1 ½ cups chicken stock, homemade if possible
½ cup butter (1 stick)
1 cup onion, diced (about one medium onion)
1 cup celery, diced (about 2 stalks celery)
½ cup carrot, diced (about 1 medium carrot)
1 ½ teaspoons fresh garlic, minced (about one medium clove)
1 teaspoon dry thyme
½ teaspoon kosher salt
½ teaspoon freshly ground black pepper
3 tablespoons all-purpose flour
1 pint sour cream (16-ounce tub)
1 ½ pounds Colby Jack cheese, shredded and divided
2 ½ pounds frozen shredded potatoes, kept frozen and not thawed. (40 ounce package)
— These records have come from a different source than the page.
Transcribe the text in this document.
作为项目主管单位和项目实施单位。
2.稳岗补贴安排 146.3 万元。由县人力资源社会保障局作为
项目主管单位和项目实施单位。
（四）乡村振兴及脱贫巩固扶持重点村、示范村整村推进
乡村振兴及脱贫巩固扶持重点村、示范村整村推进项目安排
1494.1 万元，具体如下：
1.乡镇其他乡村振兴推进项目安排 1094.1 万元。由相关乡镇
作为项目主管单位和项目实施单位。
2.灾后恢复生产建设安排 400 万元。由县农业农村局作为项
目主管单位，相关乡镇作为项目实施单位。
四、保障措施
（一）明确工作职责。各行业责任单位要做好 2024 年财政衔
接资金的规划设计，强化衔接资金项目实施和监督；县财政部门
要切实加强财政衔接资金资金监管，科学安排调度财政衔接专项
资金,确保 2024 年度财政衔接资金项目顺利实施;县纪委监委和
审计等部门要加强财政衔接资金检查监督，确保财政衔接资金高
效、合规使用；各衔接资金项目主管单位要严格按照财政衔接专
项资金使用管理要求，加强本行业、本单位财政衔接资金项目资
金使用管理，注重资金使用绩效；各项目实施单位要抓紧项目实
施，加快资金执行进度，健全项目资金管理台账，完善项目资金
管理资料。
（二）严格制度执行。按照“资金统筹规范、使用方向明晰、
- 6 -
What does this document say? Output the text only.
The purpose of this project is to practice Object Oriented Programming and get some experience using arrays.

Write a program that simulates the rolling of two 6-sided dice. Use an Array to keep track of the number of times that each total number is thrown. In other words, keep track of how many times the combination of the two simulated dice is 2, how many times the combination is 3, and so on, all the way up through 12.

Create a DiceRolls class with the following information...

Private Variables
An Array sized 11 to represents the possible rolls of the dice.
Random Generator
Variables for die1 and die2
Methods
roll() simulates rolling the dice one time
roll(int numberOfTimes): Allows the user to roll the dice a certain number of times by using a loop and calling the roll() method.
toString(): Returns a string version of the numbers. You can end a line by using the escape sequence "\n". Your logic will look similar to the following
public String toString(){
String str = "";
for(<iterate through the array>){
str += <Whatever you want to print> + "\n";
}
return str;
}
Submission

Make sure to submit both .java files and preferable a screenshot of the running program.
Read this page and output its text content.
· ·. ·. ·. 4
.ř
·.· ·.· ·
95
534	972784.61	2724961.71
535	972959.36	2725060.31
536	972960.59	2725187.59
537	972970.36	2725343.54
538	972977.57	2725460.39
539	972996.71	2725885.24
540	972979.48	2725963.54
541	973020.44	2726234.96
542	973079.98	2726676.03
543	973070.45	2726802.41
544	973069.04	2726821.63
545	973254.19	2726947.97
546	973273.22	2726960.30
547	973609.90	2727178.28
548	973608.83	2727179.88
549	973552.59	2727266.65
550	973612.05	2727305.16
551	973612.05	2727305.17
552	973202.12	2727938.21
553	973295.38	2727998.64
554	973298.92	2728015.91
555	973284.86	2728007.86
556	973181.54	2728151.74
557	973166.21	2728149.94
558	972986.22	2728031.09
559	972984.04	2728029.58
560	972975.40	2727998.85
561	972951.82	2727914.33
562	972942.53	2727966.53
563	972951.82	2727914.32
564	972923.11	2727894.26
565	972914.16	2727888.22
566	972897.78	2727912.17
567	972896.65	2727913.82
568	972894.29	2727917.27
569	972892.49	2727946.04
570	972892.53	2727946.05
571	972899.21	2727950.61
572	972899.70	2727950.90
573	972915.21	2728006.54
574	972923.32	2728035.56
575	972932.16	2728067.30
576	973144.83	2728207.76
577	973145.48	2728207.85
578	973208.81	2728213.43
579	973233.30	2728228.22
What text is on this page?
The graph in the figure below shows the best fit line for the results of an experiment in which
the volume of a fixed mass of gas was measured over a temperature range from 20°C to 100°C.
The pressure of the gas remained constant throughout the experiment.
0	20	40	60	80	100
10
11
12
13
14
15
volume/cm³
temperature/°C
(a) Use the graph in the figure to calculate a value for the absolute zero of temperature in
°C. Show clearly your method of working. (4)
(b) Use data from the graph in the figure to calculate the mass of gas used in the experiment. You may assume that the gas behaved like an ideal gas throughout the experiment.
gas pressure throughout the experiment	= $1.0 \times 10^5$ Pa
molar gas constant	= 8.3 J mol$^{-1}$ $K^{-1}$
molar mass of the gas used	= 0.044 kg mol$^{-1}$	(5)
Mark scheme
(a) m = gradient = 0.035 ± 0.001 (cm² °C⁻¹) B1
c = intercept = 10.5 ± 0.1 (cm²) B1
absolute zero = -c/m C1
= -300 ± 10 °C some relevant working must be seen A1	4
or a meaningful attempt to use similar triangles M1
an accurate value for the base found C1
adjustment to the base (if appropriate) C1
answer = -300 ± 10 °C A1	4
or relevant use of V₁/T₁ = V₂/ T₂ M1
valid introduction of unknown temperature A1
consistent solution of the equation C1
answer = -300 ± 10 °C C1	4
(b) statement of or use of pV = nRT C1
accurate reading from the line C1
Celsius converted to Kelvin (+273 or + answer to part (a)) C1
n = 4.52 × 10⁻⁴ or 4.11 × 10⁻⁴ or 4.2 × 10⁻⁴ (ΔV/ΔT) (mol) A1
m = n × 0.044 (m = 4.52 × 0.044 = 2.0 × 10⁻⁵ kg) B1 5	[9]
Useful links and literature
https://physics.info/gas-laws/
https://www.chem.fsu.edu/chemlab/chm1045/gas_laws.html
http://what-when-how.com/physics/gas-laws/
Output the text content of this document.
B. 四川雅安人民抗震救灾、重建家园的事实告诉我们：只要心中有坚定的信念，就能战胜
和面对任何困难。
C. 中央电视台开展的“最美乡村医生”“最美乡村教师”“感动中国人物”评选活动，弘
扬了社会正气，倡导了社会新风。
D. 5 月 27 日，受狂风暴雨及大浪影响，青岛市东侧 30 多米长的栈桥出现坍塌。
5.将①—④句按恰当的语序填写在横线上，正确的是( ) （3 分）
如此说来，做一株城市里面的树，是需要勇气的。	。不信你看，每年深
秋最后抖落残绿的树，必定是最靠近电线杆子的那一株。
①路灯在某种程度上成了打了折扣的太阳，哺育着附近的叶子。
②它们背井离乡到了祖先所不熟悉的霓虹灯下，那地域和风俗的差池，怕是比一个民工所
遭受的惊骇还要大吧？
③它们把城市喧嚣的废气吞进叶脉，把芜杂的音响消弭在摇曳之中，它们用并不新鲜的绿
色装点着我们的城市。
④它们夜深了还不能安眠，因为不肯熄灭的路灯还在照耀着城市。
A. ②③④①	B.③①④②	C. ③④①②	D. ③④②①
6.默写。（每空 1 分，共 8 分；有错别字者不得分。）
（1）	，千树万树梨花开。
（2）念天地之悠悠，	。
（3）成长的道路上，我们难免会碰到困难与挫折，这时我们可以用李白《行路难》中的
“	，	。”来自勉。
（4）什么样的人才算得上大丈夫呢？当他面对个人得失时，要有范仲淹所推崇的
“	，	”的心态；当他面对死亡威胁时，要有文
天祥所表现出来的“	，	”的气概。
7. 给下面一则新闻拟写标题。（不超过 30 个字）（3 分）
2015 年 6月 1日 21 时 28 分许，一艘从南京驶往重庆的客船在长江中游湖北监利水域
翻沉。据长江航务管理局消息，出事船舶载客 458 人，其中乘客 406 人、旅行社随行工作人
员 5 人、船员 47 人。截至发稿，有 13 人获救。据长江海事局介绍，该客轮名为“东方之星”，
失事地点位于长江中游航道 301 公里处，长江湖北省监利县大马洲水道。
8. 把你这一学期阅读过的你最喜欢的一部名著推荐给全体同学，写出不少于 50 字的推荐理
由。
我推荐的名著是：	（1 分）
Preheat oven to 350-degree F.
Spray a 9X13 pan with kitchen pan spray.
Heat chicken stock to hot then hold.
In a medium non-stick pot or large sauce pan, melt butter over medium heat and add onion, celery, carrot, garlic, thyme, salt and pepper and cook three minutes.
Add the flour and cook two minutes, then add all of the hot stock, mixing to combine with a wooden spoon or sturdy rubber spatula.
Turn the heat down to medium low and simmer until vegetables are soft, about 5-10 minutes.
Remove half of this mixture and puree with a blender or an immersion blender then pour back into the pan with the half that is not pureed. Add the tub of sour cream and mix to combine.
Set 1 ½ cups of the shredded cheese aside to top the casserole.
In a large bowl, mix the frozen potatoes, the sauce and what’s left of the Colby Jack cheese. Scrape into the prepared casserole dish and top with the remaining cheese.
Bake uncovered for 45 minutes then broil the top to brown.